- Specialty: Dermatology

= Dogger Bank itch =

Dogger Bank itch is a cutaneous condition characterized by a long-lasting dermatitis caused by exposure to the sea chervil, Alcyonidium diaphanum, a bryozoan. The disease, common in fishermen who work in the North Sea, has been recognized by the Danish Workman's Compensation Act since 1939.

==Signs and symptoms==

Signs of Dogger Bank itch can be found mainly on the arms, wrists, hands, insides of elbows but can spread if the affected person doesn't take prevention measures. The symptoms are rashes and inflammation, cracking of the skin, redness in the area, pus leaking from aforementioned cracks, and intense itching of the area.

== Pathogenesis ==

The structural formula of the toxin responsible for Dogger Bank itch

The rash is caused by a type of cell-mediated hypersensitivity reaction; this type of hypersensitivity normally occurs in people who become sensitized to volatile organic compounds. Although in some instances several years may be required to develop sensitivity, this time period may vary greatly depending on the individual. In Dogger Bank itch, sensitivity is acquired after repeated handling of the sea chervils that become entangled in fishing nets.

The specific toxin responsible for the rash was determined to be the sulfur-bearing salt (2-hydroxyethyl) dimethylsulfoxonium chloride. This salt is also found in some sea sponges and has potent in vitro activity against leukemia cells.

==Treatment==
A study of two cases in 2001 suggests that the rash responds to oral ciclosporin. Initial treatment with oral and topical steroids failed.
==Epidemiology==

The causative agent, A. diaphanum (formerly A. gelatinosum), is a bryozoan, a class of animals consisting of minute, sessile, filter-feeding animals that live in colonies. A. diaphanum is a gelatinous, smooth, sponge-like colony up to 15–30 cm long, growing on rocks and shells from lower shore down to approximately 100 m; superficially, they resemble seaweed. The distribution of this animal is from the North Sea to the Mediterranean.
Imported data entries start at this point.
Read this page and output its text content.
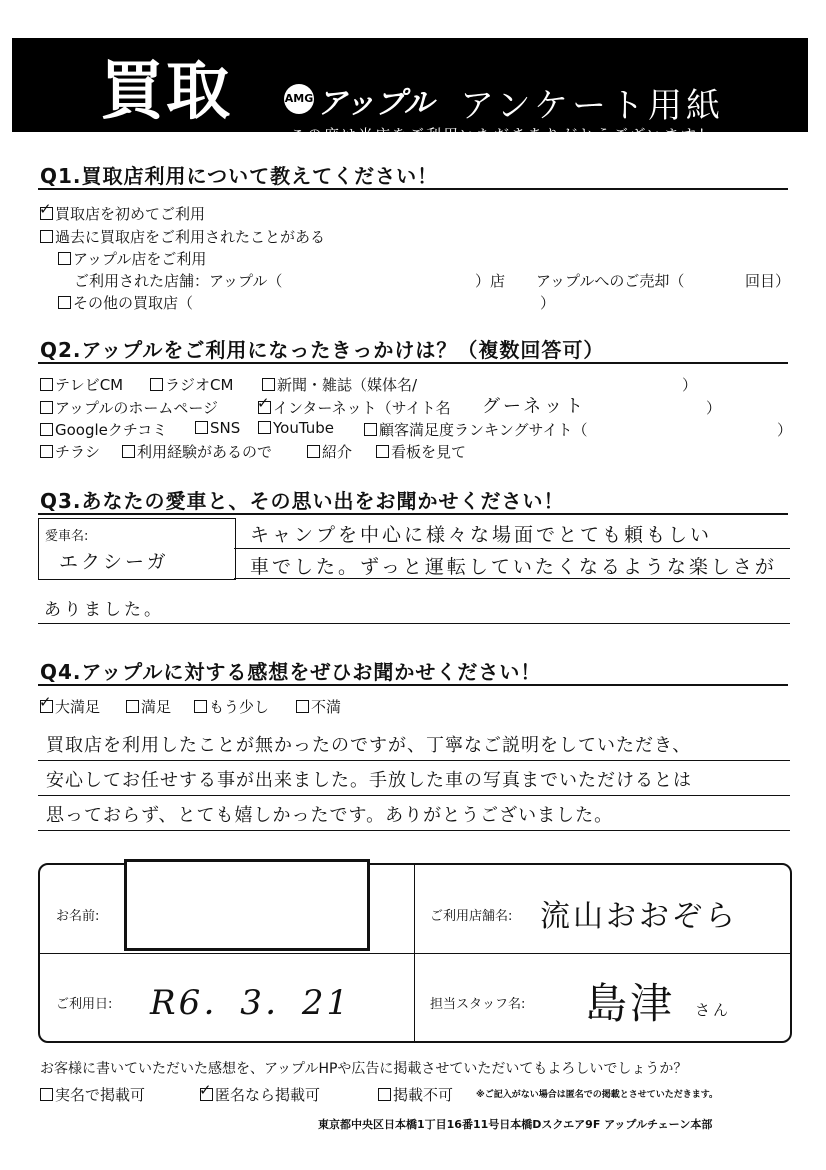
買取	AMG アップル アンケート用紙
この度は当店をご利用いただきありがとうございます！
Q1.買取店利用について教えてください！
✓買取店を初めてご利用
過去に買取店をご利用されたことがある
アップル店をご利用
ご利用された店舗：アップル（	）店 アップルへのご売却（	回目）
その他の買取店（	）
Q2.アップルをご利用になったきっかけは？（複数回答可）
テレビCM	ラジオCM	新聞・雑誌（媒体名/	）
アップルのホームページ ✓	インターネット（サイト名 グーネット	）
Googleクチコミ	SNS	YouTube	顧客満足度ランキングサイト（	）
チラシ	利用経験があるので	紹介	看板を見て
Q3.あなたの愛車と、その思い出をお聞かせください！
愛車名:
エクシーガ
キャンプを中心に様々な場面でとても頼もしい
車でした。ずっと運転していたくなるような楽しさが
ありました。
Q4.アップルに対する感想をぜひお聞かせください！
✓大満足	満足	もう少し	不満
買取店を利用したことが無かったのですが、丁寧なご説明をしていただき、
安心してお任せする事が出来ました。手放した車の写真までいただけるとは
思っておらず、とても嬉しかったです。ありがとうございました。
お名前:	ご利用店舗名: 流山おおぞら
ご利用日: R6．3．21	担当スタッフ名: 島津 さん
お客様に書いていただいた感想を、アップルHPや広告に掲載させていただいてもよろしいでしょうか？
実名で掲載可 ✓	匿名なら掲載可	掲載不可	※ご記入がない場合は匿名での掲載とさせていただきます。
東京都中央区日本橋1丁目16番11号日本橋Dスクエア9F アップルチェーン本部
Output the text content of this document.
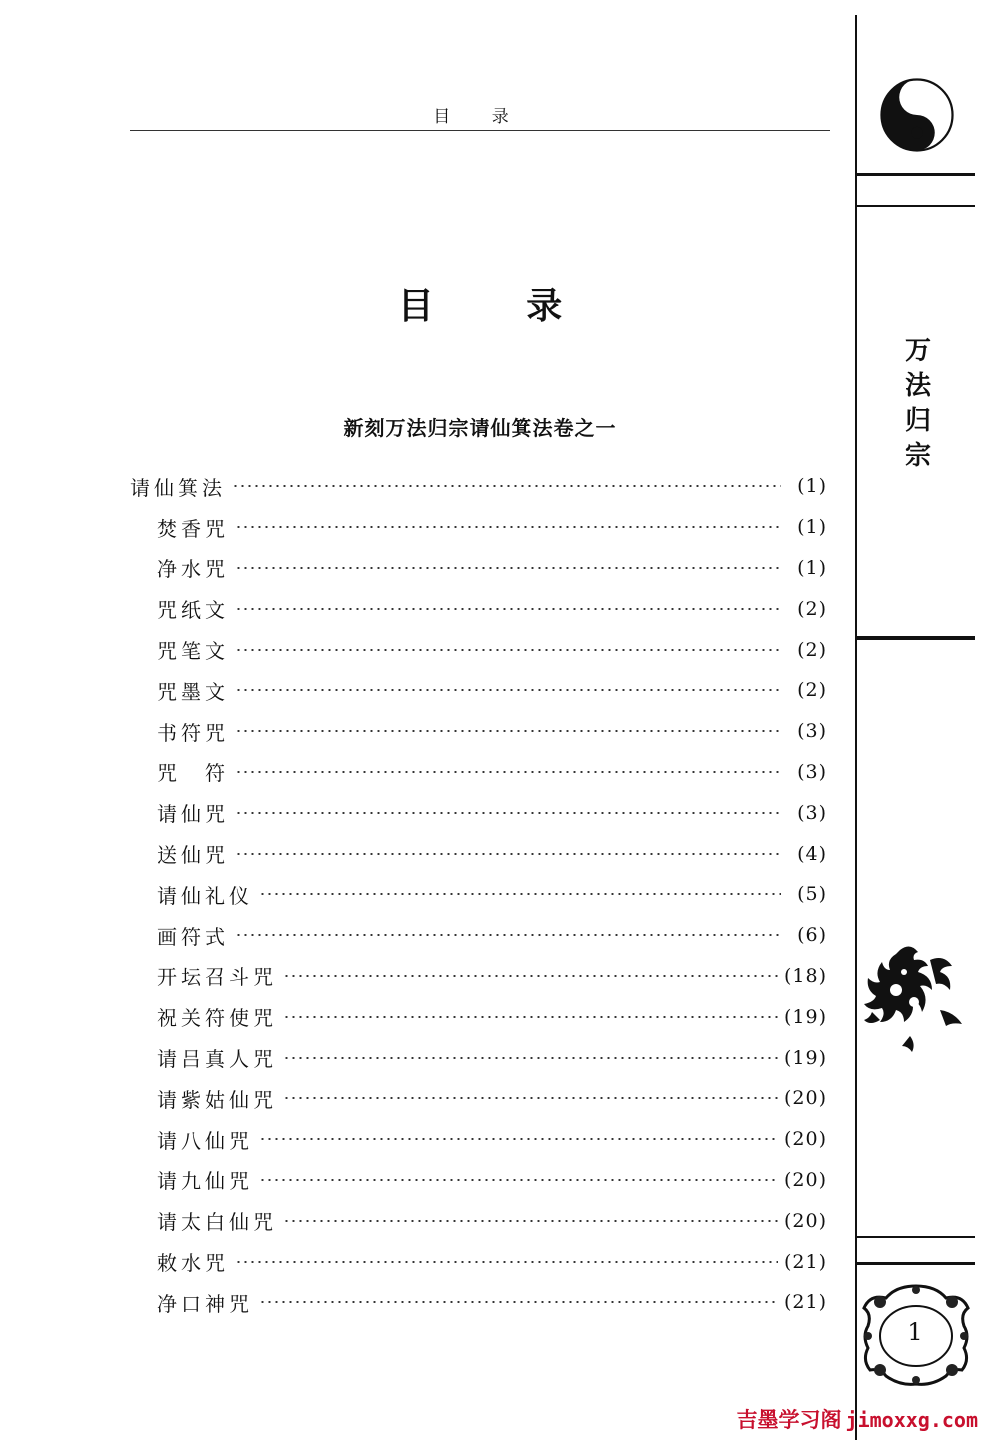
目 录
目 录
新刻万法归宗请仙箕法卷之一
请仙箕法	(1)
焚香咒	(1)
净水咒	(1)
咒纸文	(2)
咒笔文	(2)
咒墨文	(2)
书符咒	(3)
咒　符	(3)
请仙咒	(3)
送仙咒	(4)
请仙礼仪	(5)
画符式	(6)
开坛召斗咒	(18)
祝关符使咒	(19)
请吕真人咒	(19)
请紫姑仙咒	(20)
请八仙咒	(20)
请九仙咒	(20)
请太白仙咒	(20)
敕水咒	(21)
净口神咒	(21)
万
法
归
宗
1
吉墨学习阁 jimoxxg.com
The disease is especially prevalent among trawlermen working in the Dogger Bank, an important fishing bank in the North Sea. It has also been reported from the Baie de la Seine in France.

==History==

A medical case reported in 1957 tells of a fishing captain who worked in the Dogger Bank in the North Sea. The sea chervil, abundant in the area, frequently came up with the fishing nets and had to be thrown back into the water. After doing this repeatedly, the captain "developed an itching red eruption on the flexor aspects of the elbows and forearms which became moist, oozed serum, and spread to involve the backs of the hands, fingers and most of the arms within a few days." Although the rash disappeared after leaving the area, it reappeared with greater severity when he returned and performed the same activities; this time the rash spread to his neck and face, and continued to ooze serum for two months.